4. Per brief van 8 juli 2003 antwoordt de fungerend hoofdofficier van justitie op de brief van 9 mei 2003 van de advocaat van verzoekster en schrijft dat wanneer een slachtoffer als gevolg van een verzuim van het Openbaar Ministerie niet in staat is gesteld om zich te voegen, dan wel niet op de hoogte is gehouden omtrent het vervolg van het strafgeding, het slachtoffer een tegemoetkoming voor het ontstane ongemak kan worden aangeboden. Hierbij moet aan twee voorwaarden worden voldaan. De voeging van het slachtoffer moet beoogd zijn geweest en de toewijzing van de vordering moet mogelijk zijn geweest. Nu de rechter in deze zaak tot een vrijspraak is gekomen, zou de rechter het door verzoekster gestelde schadebedrag niet hebben toegekend. Ondanks het feit dat het Openbaar Ministerie aansprakelijk is voor het feit dat verzoekster niet op de hoogte is gehouden van het verloop van het strafgeding, kan het Openbaar Ministerie verzoekster geen schadevergoeding aanbieden, aldus de fungerend hoofdofficier. Hij betreurt het dat verzoekster niet op de hoogte is gehouden van de vervolging.

5.1. Per brief van 15 augustus 2003 reageerde het College van procureurs-generaal op de brief van 9 mei 2003 van de advocaat van verzoekster. Het College acht het feit dat het arrondissementsparket te Amsterdam verzoekster niet op de hoogte heeft gesteld van de vervolging van de verdachte weliswaar onzorgvuldig, maar niet onrechtmatig en wijst het verzoek om schadevergoeding af.

5.2. Voorts schrijft het College in zijn brief van 16 september 2003 aan de advocaat van verzoekster dat de rechter op 11 juli 2002 mondeling vonnis heeft gewezen en dat dit vonnis niet nader schriftelijk is uitgewerkt. Uit de aantekeningen van de griffier ter zitting blijkt dat de verdachte is vrijgesproken van de hem ten laste gelegde feiten, dat hij onmiddellijk in vrijheid is gesteld en dat de bij de verdachte in beslag genomen goederen aan hem zijn teruggegeven.

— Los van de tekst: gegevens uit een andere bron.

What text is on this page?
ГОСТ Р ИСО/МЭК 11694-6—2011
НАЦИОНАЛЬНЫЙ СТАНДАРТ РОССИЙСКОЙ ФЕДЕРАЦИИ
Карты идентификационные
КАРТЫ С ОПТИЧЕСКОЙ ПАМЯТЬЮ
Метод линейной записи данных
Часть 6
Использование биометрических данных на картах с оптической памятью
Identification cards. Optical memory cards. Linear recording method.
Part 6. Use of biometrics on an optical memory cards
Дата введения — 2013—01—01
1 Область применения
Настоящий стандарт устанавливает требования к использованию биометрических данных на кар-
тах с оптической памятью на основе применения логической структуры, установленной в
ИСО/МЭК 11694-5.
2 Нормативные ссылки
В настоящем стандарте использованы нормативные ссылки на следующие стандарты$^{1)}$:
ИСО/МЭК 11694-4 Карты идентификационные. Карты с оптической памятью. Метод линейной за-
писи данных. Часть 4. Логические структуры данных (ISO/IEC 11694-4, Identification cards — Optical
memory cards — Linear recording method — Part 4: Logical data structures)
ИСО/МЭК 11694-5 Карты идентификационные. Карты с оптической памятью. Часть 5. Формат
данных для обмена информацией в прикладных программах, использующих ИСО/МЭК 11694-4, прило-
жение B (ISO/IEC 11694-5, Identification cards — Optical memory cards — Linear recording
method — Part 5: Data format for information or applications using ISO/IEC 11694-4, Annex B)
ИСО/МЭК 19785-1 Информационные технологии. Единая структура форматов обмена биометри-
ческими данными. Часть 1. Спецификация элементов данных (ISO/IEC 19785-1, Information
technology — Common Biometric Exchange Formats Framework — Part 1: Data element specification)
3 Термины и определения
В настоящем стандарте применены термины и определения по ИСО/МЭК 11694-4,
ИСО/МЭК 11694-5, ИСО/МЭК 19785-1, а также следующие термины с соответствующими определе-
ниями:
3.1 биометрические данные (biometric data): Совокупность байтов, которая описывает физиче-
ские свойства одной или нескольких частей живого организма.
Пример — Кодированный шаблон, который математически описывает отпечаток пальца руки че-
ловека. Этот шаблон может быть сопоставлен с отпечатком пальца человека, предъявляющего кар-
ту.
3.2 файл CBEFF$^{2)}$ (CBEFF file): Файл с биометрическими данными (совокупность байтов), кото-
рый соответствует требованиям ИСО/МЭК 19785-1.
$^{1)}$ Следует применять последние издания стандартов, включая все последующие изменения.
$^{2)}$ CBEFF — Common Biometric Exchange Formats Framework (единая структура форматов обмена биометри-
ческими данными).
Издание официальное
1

6. Per brief van 19 september 2003 aan het College van procureurs-generaal stelt de advocaat van verzoekster het Openbaar Ministerie aansprakelijk voor de schade die verzoekster heeft geleden, doordat de zogenaamde "Terwee-ambtenaren" verzoekster niet op de hoogte hebben gehouden van het verloop van de procedure.

7. In antwoord op de brief van 19 september 2003 van de advocaat van verzoekster beroept het College van procureurs-generaal zich in zijn brief van 1 oktober 2003 op de brief van 8 juli 2003 van de fungerend hoofdofficier van justitie en geeft aan dat de gang van zaken onzorgvuldig en betreurenswaardig is, maar dat hieruit geen schade is voortgevloeid. Het College herziet zijn standpunt niet.

I. Ten aanzien van het niet op de hoogte houden van het verloop van de procedure

1. Verzoekster klaagt er in de eerste plaats over dat het arrondissementsparket te Amsterdam haar, ondanks het feit dat zij bij haar aangifte op 27 juni 2002 had aangegeven dat zij zich wilde voegen in de strafzaak, niet op de hoogte heeft gehouden van het verloop van de procedure.

2. Krachtens artikel 51f Wetboek van Strafvordering (zie Achtergrond, onder I.) dient de officier van justitie wanneer hij vervolging instelt, de benadeelde partij zo spoedig mogelijk schriftelijk mededeling te doen van het tijdstip waarop de zaak op de terechtzitting zal worden behandeld.

3. De advocaat van verzoekster heeft aangegeven dat verzoekster niet op de hoogte is gesteld van het verloop van de strafprocedure, maar dat zij er achter kwam dat de verdachte was vrijgesproken, doordat zij zelf contact had opgenomen met het Openbaar Ministerie te Amsterdam.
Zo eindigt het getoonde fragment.